The Tarascan civilisation (aka the Purépecha, after their language) was a Mesoamerican civilisation of the Post-Classic Period (AD 1400-1521) that dominated large parts of western Mexico, covering an area of over 75,000 square kilometres.
The coyote-man of Tacámbaro was discovered almost 30 years ago during drainage works in the Llanos de Canícuaro neighbourhood, municipality of Tacámbaro de Codallos, where during antiquity the Tarascan civilisation had constructed the city of Tzintzuntza (meaning “place of the hummingbirds” in the Purépecha language).

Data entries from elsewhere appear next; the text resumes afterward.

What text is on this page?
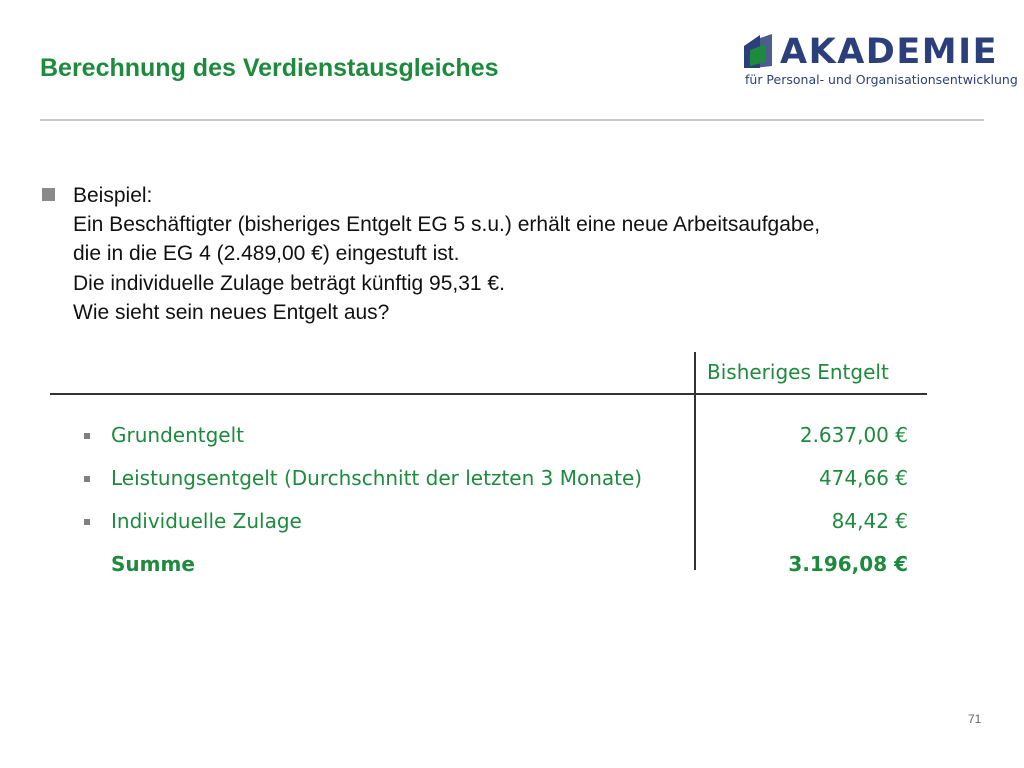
Berechnung des Verdienstausgleiches	AKADEMIE
für Personal- und Organisationsentwicklung
Beispiel:
Ein Beschäftigter (bisheriges Entgelt EG 5 s.u.) erhält eine neue Arbeitsaufgabe,
die in die EG 4 (2.489,00 €) eingestuft ist.
Die individuelle Zulage beträgt künftig 95,31 €.
Wie sieht sein neues Entgelt aus?
Bisheriges Entgelt
Grundentgelt	2.637,00 €
Leistungsentgelt (Durchschnitt der letzten 3 Monate)	474,66 €
Individuelle Zulage	84,42 €
Summe	3.196,08 €
71
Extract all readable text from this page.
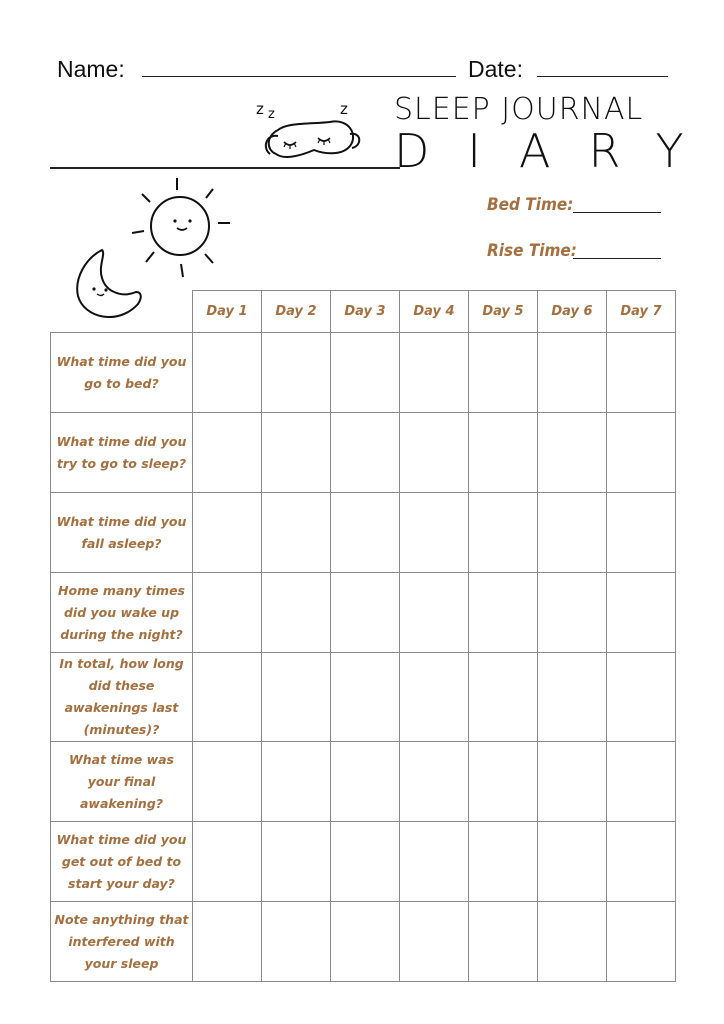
Name:	Date:
z z	z SLEEP JOURNAL
DIARY
Bed Time:
Rise Time:
	Day 1	Day 2	Day 3	Day 4	Day 5	Day 6	Day 7
What time did you go to bed?							
What time did you try to go to sleep?							
What time did you fall asleep?							
Home many times did you wake up during the night?							
In total, how long did these awakenings last (minutes)?							
What time was your final awakening?							
What time did you get out of bed to start your day?							
Note anything that interfered with your sleep							
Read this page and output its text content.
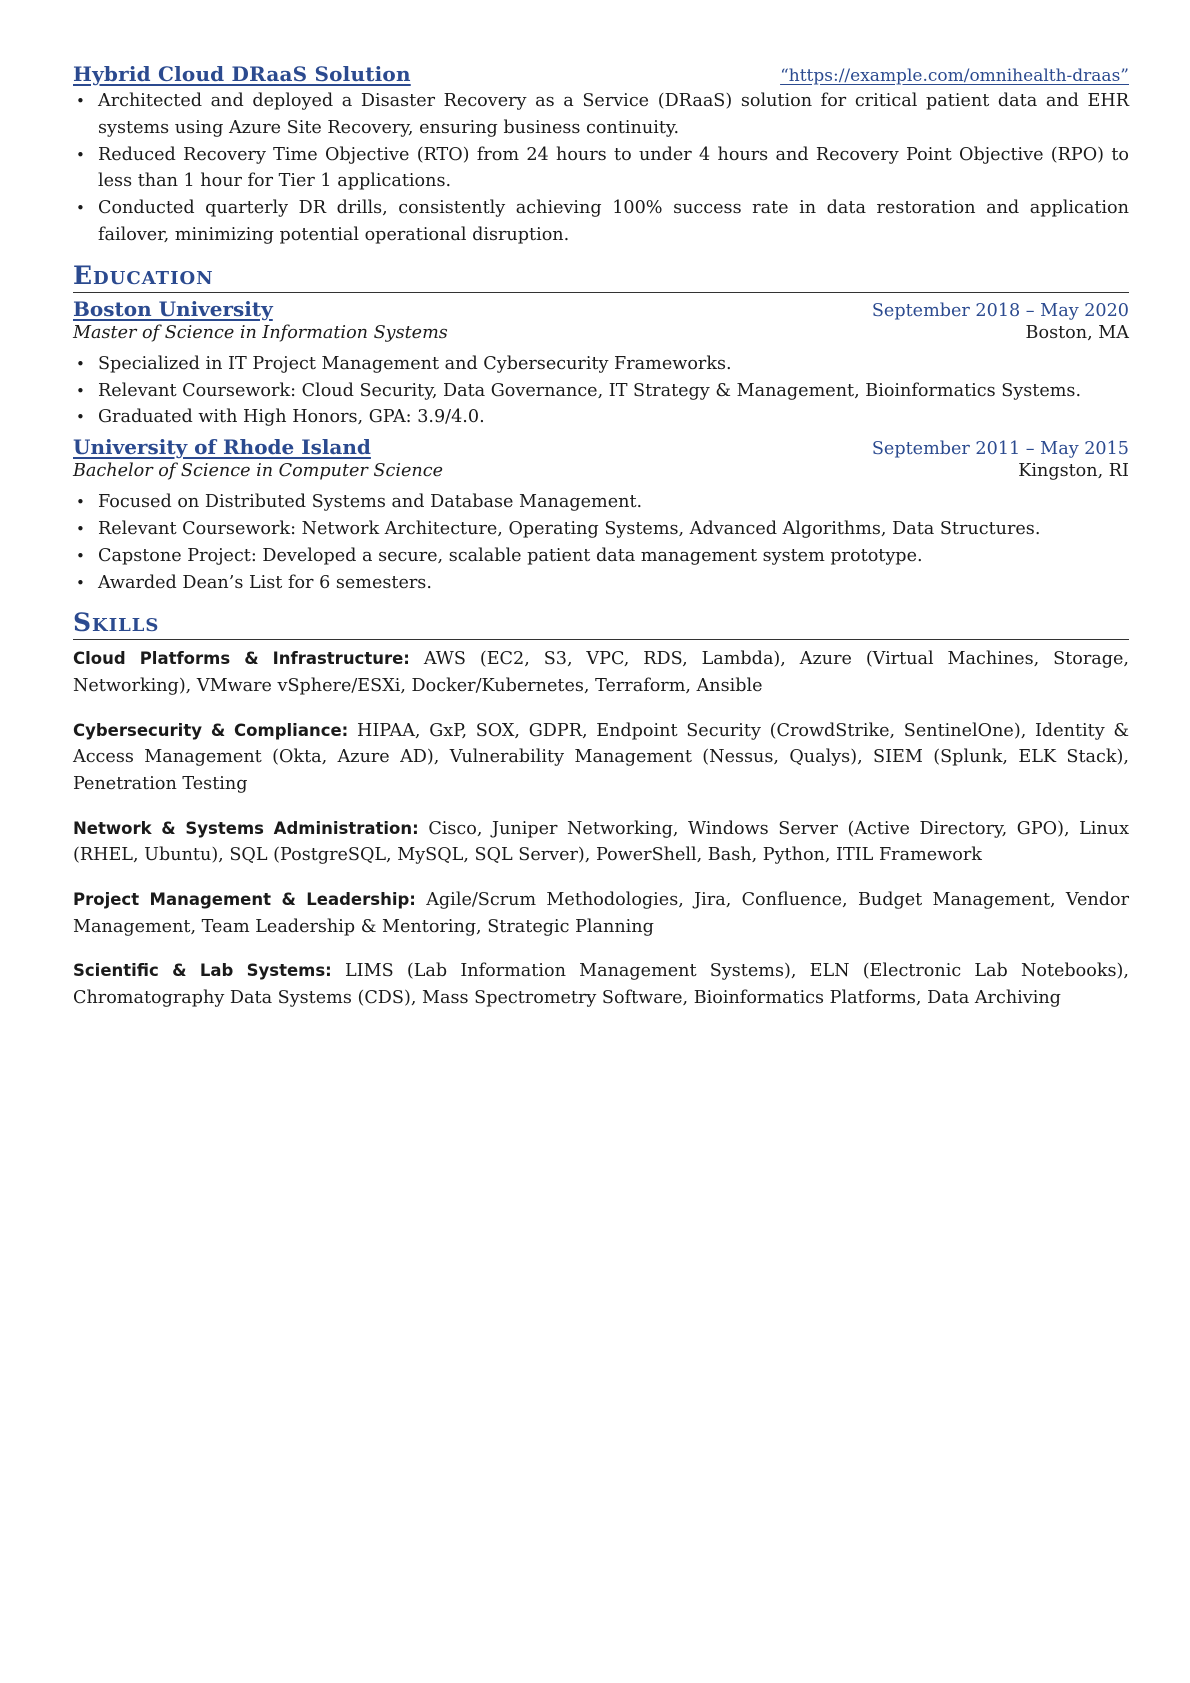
Hybrid Cloud DRaaS Solution	“https://example.com/omnihealth-draas”
• Architected and deployed a Disaster Recovery as a Service (DRaaS) solution for critical patient data and EHR systems using Azure Site Recovery, ensuring business continuity.
• Reduced Recovery Time Objective (RTO) from 24 hours to under 4 hours and Recovery Point Objective (RPO) to less than 1 hour for Tier 1 applications.
• Conducted quarterly DR drills, consistently achieving 100% success rate in data restoration and application failover, minimizing potential operational disruption.
Education
Boston University	September 2018 – May 2020
Master of Science in Information Systems	Boston, MA
• Specialized in IT Project Management and Cybersecurity Frameworks.
• Relevant Coursework: Cloud Security, Data Governance, IT Strategy & Management, Bioinformatics Systems.
• Graduated with High Honors, GPA: 3.9/4.0.
University of Rhode Island	September 2011 – May 2015
Bachelor of Science in Computer Science	Kingston, RI
• Focused on Distributed Systems and Database Management.
• Relevant Coursework: Network Architecture, Operating Systems, Advanced Algorithms, Data Structures.
• Capstone Project: Developed a secure, scalable patient data management system prototype.
• Awarded Dean’s List for 6 semesters.
Skills

Cloud Platforms & Infrastructure: AWS (EC2, S3, VPC, RDS, Lambda), Azure (Virtual Machines, Storage, Networking), VMware vSphere/ESXi, Docker/Kubernetes, Terraform, Ansible

Cybersecurity & Compliance: HIPAA, GxP, SOX, GDPR, Endpoint Security (CrowdStrike, SentinelOne), Identity & Access Management (Okta, Azure AD), Vulnerability Management (Nessus, Qualys), SIEM (Splunk, ELK Stack), Penetration Testing

Network & Systems Administration: Cisco, Juniper Networking, Windows Server (Active Directory, GPO), Linux (RHEL, Ubuntu), SQL (PostgreSQL, MySQL, SQL Server), PowerShell, Bash, Python, ITIL Framework

Project Management & Leadership: Agile/Scrum Methodologies, Jira, Confluence, Budget Management, Vendor Management, Team Leadership & Mentoring, Strategic Planning

Scientific & Lab Systems: LIMS (Lab Information Management Systems), ELN (Electronic Lab Notebooks), Chromatography Data Systems (CDS), Mass Spectrometry Software, Bioinformatics Platforms, Data Archiving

The sculpture depicts a coyote-man perched on a throne made of basalt, measuring 1.08 metres tall by 45 cm’s wide, which was held in private ownership until INAH recovered the sculpture through Mexico’s Federal Law on Monuments and Archaeological, Artistic and Historical Zones.
Archaeologist José Luis Punzo said: “Representations of coyotes and a dozen coyote-man figures have been found in Tzintzuntzan and Ihuatzio, very similar in their form to the one from Tacámbaro, but are generally smaller in size ranging from 40 to 50 centimetres.”
“We know that the last lords of Tzintzuntzan, who wrote the Relacion de Michoacán, were the so-called uacúsecha, the ‘lineage of the eagle’. Next to this was another large city on Lake Pátzcuaro, Ihuatzio, which means ‘place of coyotes’, where most of these sculptures have been located. One of the hypotheses is that the coyote-man sculptures could represent a dynasty that ruled this place, even before the Uacúsecha history was written” added Punzo.